What’s more, the company’s previous use of Zebra ZT410 and ZT411 RFID printers also led to problems, as the tags had to be perfectly aligned in order to print properly. As a result, errors were made that could impact all tags within an entire showroom. So with RFID4U, City Furniture implemented processes that included setting up rules to ensure users recalibrate and test printers before each print process. Finally, the TagMatiks AT cloud-based software was integrated with the company’s own management software.
When the project to rework City Furniture’s RFID system was launched, Dua recalls, “We [RFID4U] saw multiple problems. All problems were solvable, though. RFID is a physics and an IT integration process journey. Everything was step by step.” The furniture store now applies a Flag tag to each item as goods are received. Each tag ID number is linked to a particular product’s details in the TagMatiks software, and the product is displayed in the showroom. As an item is sold, its tag is removed and the inventory data is updated.
Weekly—usually on Mondays—staff members walk through the showroom with the CSL handheld readers and capture inventory data within about two hours. The inventory data is then updated in the TagMatiks software and shared with the company’s own inventory-management system. If an item is found to be missing or to have been misplaced, workers can seek to resolve the problem in real time. That, Perdigao says, saves considerable time when compared against manual efforts.
During the next phase, the company hopes to install fixed UHF RFID reader gates in its back receiving area, which would read product tags as goods are brought into the store. The system could then match the showroom inventory data against information related to goods received. The firm plans to begin a proof-of-concept of such readers later this year, and to equip its warehouses with RFID readers and work with its vendors to have them apply RFID tags before shipping goods. “The idea,” Perdigao says, “is when the product leaves the source, the tag is already there. That’s the future of our projects.”
In addition to saving labor time, the accurate inventory data in each showroom helps to improve customer care and thereby lift sales. The technology has also identified where breakdowns occurred in the inventory-management process.

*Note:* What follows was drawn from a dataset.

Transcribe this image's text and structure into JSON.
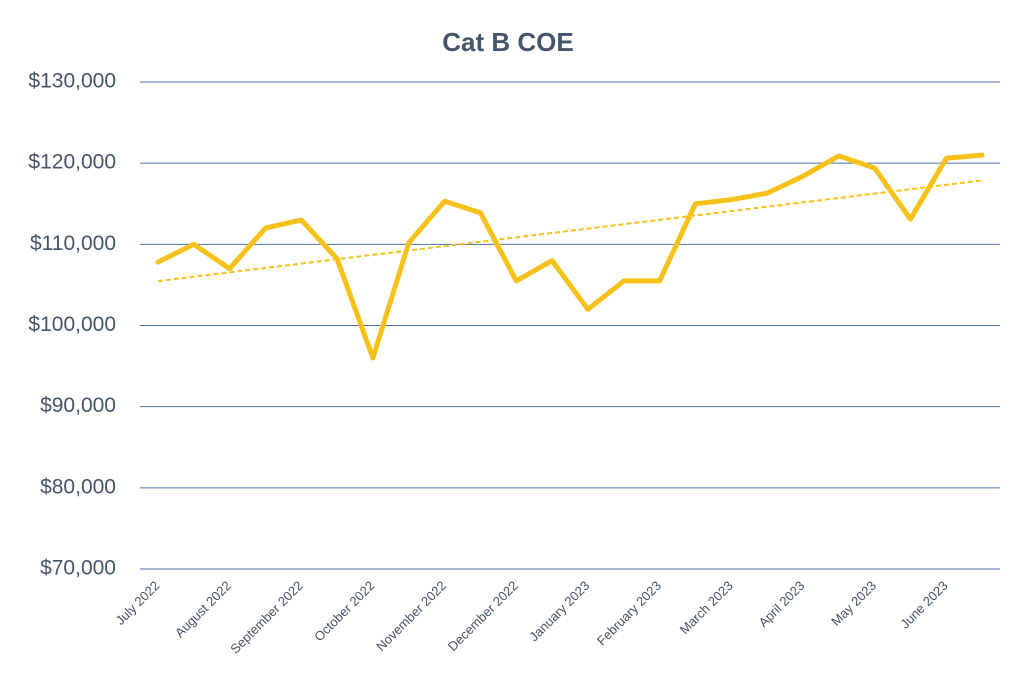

For example, Perdigao says, “We had limited visibility before we started using the system” about events such as products sold without being properly released from inventory, as well as goods being misplaced that should have been marked as damaged.

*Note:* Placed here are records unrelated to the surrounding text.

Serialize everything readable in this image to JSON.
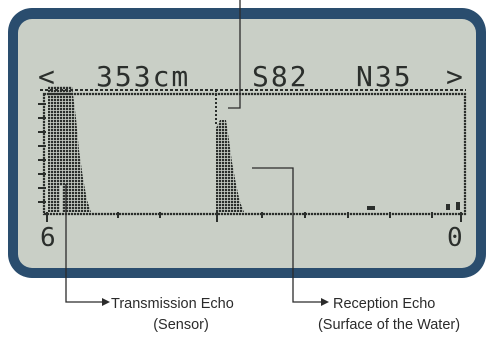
{
  "display": {
    "left_arrow": "<",
    "right_arrow": ">",
    "distance": "353cm",
    "s_value": "S82",
    "n_value": "N35",
    "range_left": "6",
    "range_right": "0"
  },
  "labels": {
    "transmission": {
      "line1": "Transmission Echo",
      "line2": "(Sensor)"
    },
    "reception": {
      "line1": "Reception Echo",
      "line2": "(Surface of the Water)"
    }
  },
  "colors": {
    "frame": "#2a4d6e",
    "screen": "#c9cfc6",
    "pixels": "#2b2f2c",
    "caption": "#2b2b2b"
  }
}
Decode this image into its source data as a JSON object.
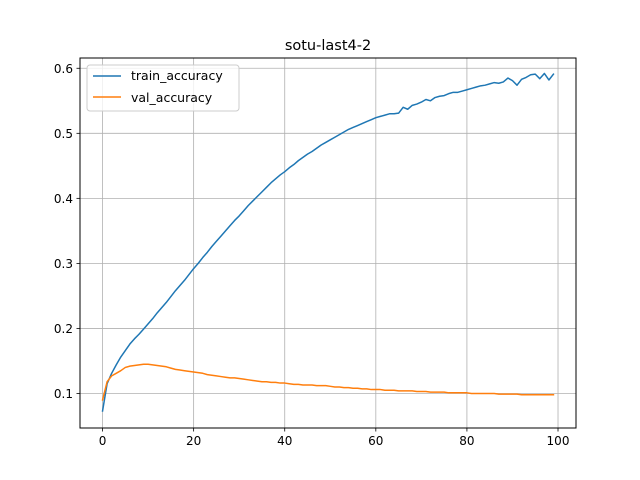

In addition, each RFID label comes with a printed QR code that can be scanned via a smartphone to open the City Furniture website and provide product information, says Archit Dua, RFID4U’s director of strategic development. “It’s part of the continuous movement toward digital connection,” he states. Sales associates can scan a tag to view dedicated information for in-house inventory purposes.
Throughout the deployment, Sanjiv Dua says, “City Furniture took a leadership role in solving their challenges. Using RFID on furniture is a no-brainer,” and high-value items can be difficult to track manually. “The problem is, where is my inventory and how can I keep track of what I have in my stock? This is even more critical now,” he adds, as customers place online orders. “It was clear, from the top level, they had roadblocks [with challenges using the solution from the first provider] but they resolved the problem.”
“They engaged us, explained the problem clearly, and that is 50 percent of the solution,” Dua states. “Once you know what the problem is, you can get to the root of it and solve it.” Additionally, he says, much of the work in this case was done remotely due to the pandemic lockdowns. “I think the key part was the management decision to stick with the technology and make it work.”